On request there are also a couple of documentary films that can be screened at certain times in one of the rooms of the museum. I opted out of this and rather concentrated on the exhibits, so I can’t say anything about those films.
   
There’s also a museum shop that sells a wide range of books, brochures, postcards and suchlike.
  
All in all, I quite liked this museum. It’s anything but state-of-the-art modern, but I sometimes have a soft spot for that, as I’m not a great fan of an over-reliance on interactive screens and such modern multimedia approaches. Instead this is more like a jumble-room collection overspilling with a wide array of artefacts. Only a few parts of this are specifically of dark-tourism interest, though, but still. Yet the very darkest aspect of Swakopmund’s history is only hinted at within a several-part timeline panel, where it is mentioned that during the war against the Nama and Herero “captives” were kept in camps.

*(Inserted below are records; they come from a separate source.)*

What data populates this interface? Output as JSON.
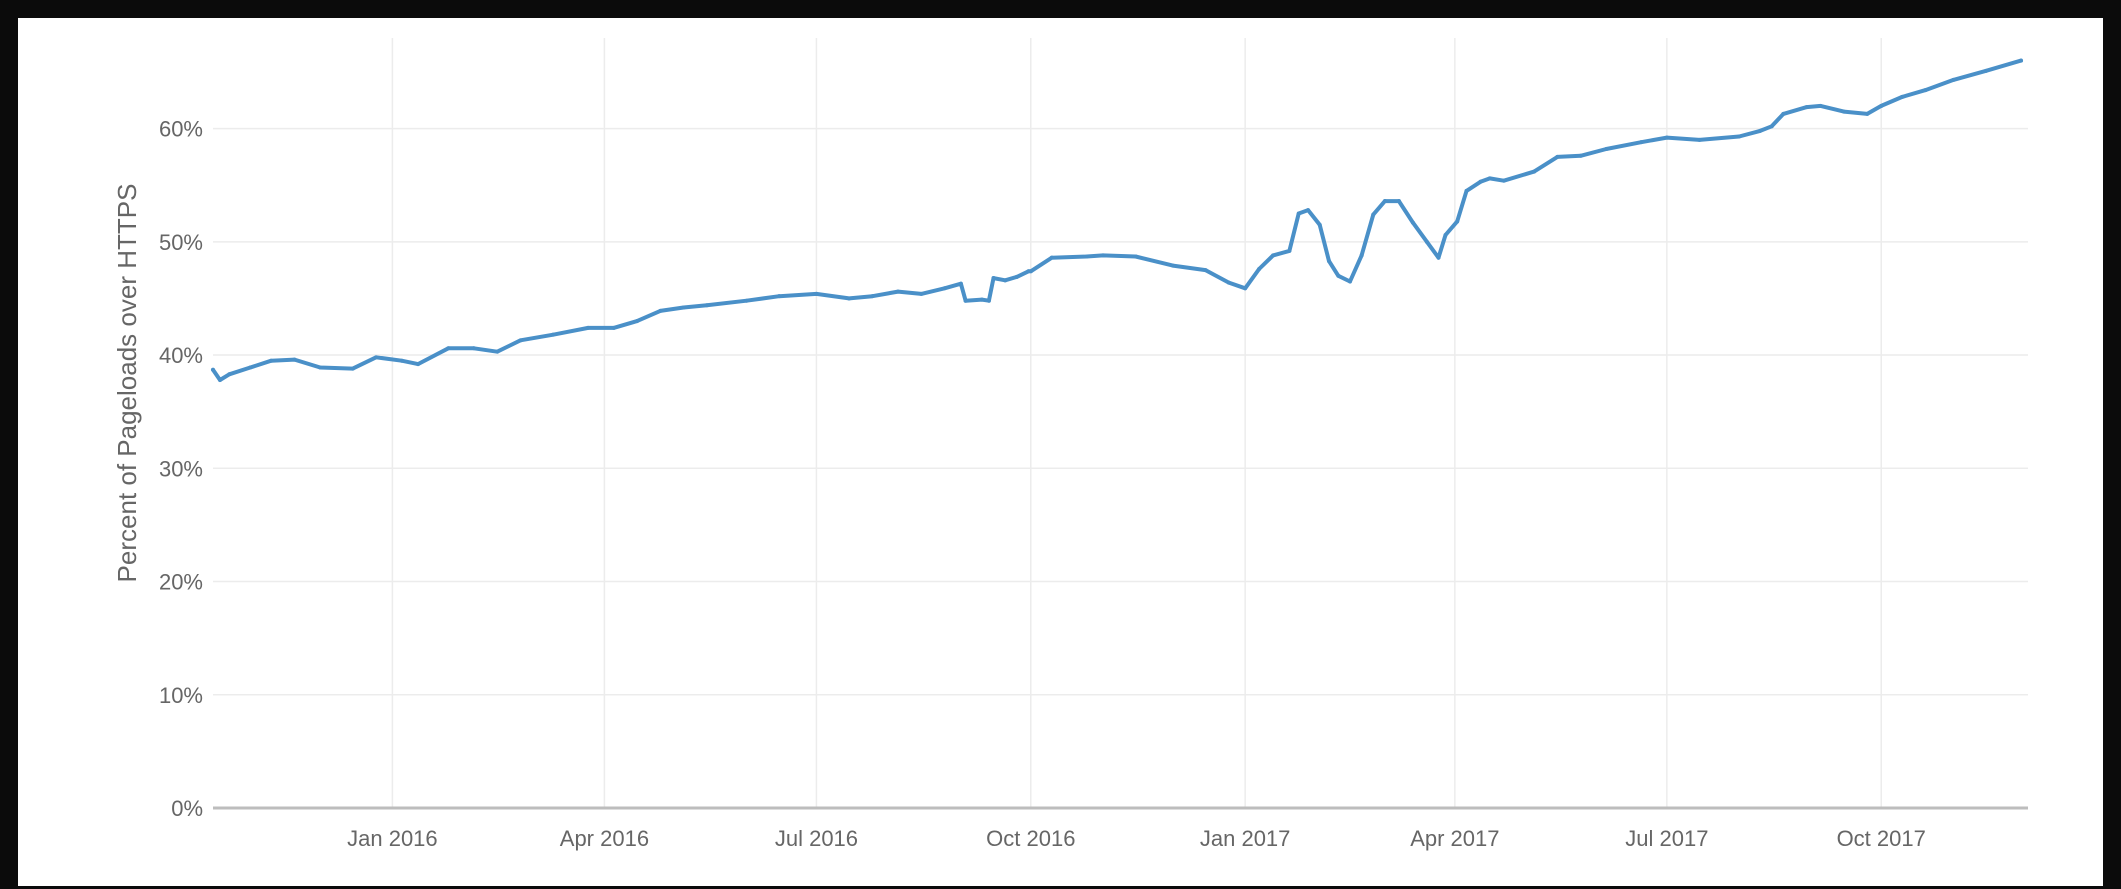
{
  "chart_data": {
    "type": "line",
    "title": "",
    "xlabel": "",
    "ylabel": "Percent of Pageloads over HTTPS",
    "x_tick_labels": [
      "Jan 2016",
      "Apr 2016",
      "Jul 2016",
      "Oct 2016",
      "Jan 2017",
      "Apr 2017",
      "Jul 2017",
      "Oct 2017"
    ],
    "x_ticks": [
      "2016-01-01",
      "2016-04-01",
      "2016-07-01",
      "2016-10-01",
      "2017-01-01",
      "2017-04-01",
      "2017-07-01",
      "2017-10-01"
    ],
    "y_tick_labels": [
      "0%",
      "10%",
      "20%",
      "30%",
      "40%",
      "50%",
      "60%"
    ],
    "y_ticks": [
      0,
      10,
      20,
      30,
      40,
      50,
      60
    ],
    "xlim": [
      "2015-10-16",
      "2017-12-03"
    ],
    "ylim": [
      0,
      68
    ],
    "grid": true,
    "legend": "none",
    "series": [
      {
        "color": "#4a90c8",
        "x": [
          "2015-10-16",
          "2015-10-19",
          "2015-10-23",
          "2015-11-01",
          "2015-11-10",
          "2015-11-20",
          "2015-12-01",
          "2015-12-15",
          "2015-12-25",
          "2016-01-05",
          "2016-01-12",
          "2016-01-25",
          "2016-02-05",
          "2016-02-15",
          "2016-02-25",
          "2016-03-10",
          "2016-03-25",
          "2016-04-05",
          "2016-04-15",
          "2016-04-25",
          "2016-05-05",
          "2016-05-15",
          "2016-06-01",
          "2016-06-15",
          "2016-07-01",
          "2016-07-15",
          "2016-07-25",
          "2016-08-05",
          "2016-08-15",
          "2016-08-25",
          "2016-09-01",
          "2016-09-03",
          "2016-09-10",
          "2016-09-13",
          "2016-09-15",
          "2016-09-20",
          "2016-09-25",
          "2016-09-30",
          "2016-10-01",
          "2016-10-10",
          "2016-10-25",
          "2016-11-01",
          "2016-11-15",
          "2016-12-01",
          "2016-12-15",
          "2016-12-25",
          "2017-01-01",
          "2017-01-07",
          "2017-01-13",
          "2017-01-20",
          "2017-01-24",
          "2017-01-28",
          "2017-02-02",
          "2017-02-06",
          "2017-02-10",
          "2017-02-15",
          "2017-02-20",
          "2017-02-25",
          "2017-03-02",
          "2017-03-08",
          "2017-03-14",
          "2017-03-20",
          "2017-03-25",
          "2017-03-28",
          "2017-04-02",
          "2017-04-06",
          "2017-04-12",
          "2017-04-16",
          "2017-04-22",
          "2017-05-05",
          "2017-05-15",
          "2017-05-25",
          "2017-06-05",
          "2017-06-20",
          "2017-07-01",
          "2017-07-15",
          "2017-08-01",
          "2017-08-10",
          "2017-08-15",
          "2017-08-20",
          "2017-08-30",
          "2017-09-05",
          "2017-09-15",
          "2017-09-25",
          "2017-10-01",
          "2017-10-10",
          "2017-10-20",
          "2017-11-01",
          "2017-11-15",
          "2017-11-30"
        ],
        "y": [
          38.7,
          37.8,
          38.3,
          38.9,
          39.5,
          39.6,
          38.9,
          38.8,
          39.8,
          39.5,
          39.2,
          40.6,
          40.6,
          40.3,
          41.3,
          41.8,
          42.4,
          42.4,
          43.0,
          43.9,
          44.2,
          44.4,
          44.8,
          45.2,
          45.4,
          45.0,
          45.2,
          45.6,
          45.4,
          45.9,
          46.3,
          44.8,
          44.9,
          44.8,
          46.8,
          46.6,
          46.9,
          47.4,
          47.4,
          48.6,
          48.7,
          48.8,
          48.7,
          47.9,
          47.5,
          46.4,
          45.9,
          47.6,
          48.8,
          49.2,
          52.5,
          52.8,
          51.5,
          48.3,
          47.0,
          46.5,
          48.8,
          52.4,
          53.6,
          53.6,
          51.7,
          50.0,
          48.6,
          50.6,
          51.8,
          54.5,
          55.3,
          55.6,
          55.4,
          56.2,
          57.5,
          57.6,
          58.2,
          58.8,
          59.2,
          59.0,
          59.3,
          59.8,
          60.2,
          61.3,
          61.9,
          62.0,
          61.5,
          61.3,
          62.0,
          62.8,
          63.4,
          64.3,
          65.1,
          66.0
        ]
      }
    ]
  }
}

The word concentration camp, however, is not mentioned (which is what they were, really – see under Namibian history, Swakopmund and Shark Island).
  
  
Location: on the central seafront of Swakopmund where the promenade leading to the “Mole” (‘breakwater’) meets the beach. The official address is on Strand Street, which passes behind the museum, but the entrance is at the front facing the bay and beach.
  
Google Maps locator: [-22.6757, 14.5231]
    
  
Access and costs: easy to get to; very cheap
   
Details: The museum is easy enough to locate, between the landmark lighthouse and the seafront. It helps that it says “MUSEUM” in big letters on the sea-facing front facade. It’s easily walkable from anywhere within the centre of Swakopmund.
  
Opening times: daily from 10 a.m. to 5 p.m.
  
Admission: a mere 30 N$, i.e. about 1.7 euros (students/pensioners 25 N$, children up to 15 years old 10 N$)
  
Guided tours can also be booked and cost 40 N$ per person.
  
  
Time required: between 45 minutes and two hours, depending on how deep you want to delve into every section’s subject matter and whether or not you stay to watch any of the documentary films (which I didn’t).
  
  
Combinations with other dark destinations: see under Swakopmund.
   
  
Combinations with non-dark destinations: see under Swakopmund – given the central location, most other tourist attractions can easily be reached on foot from here.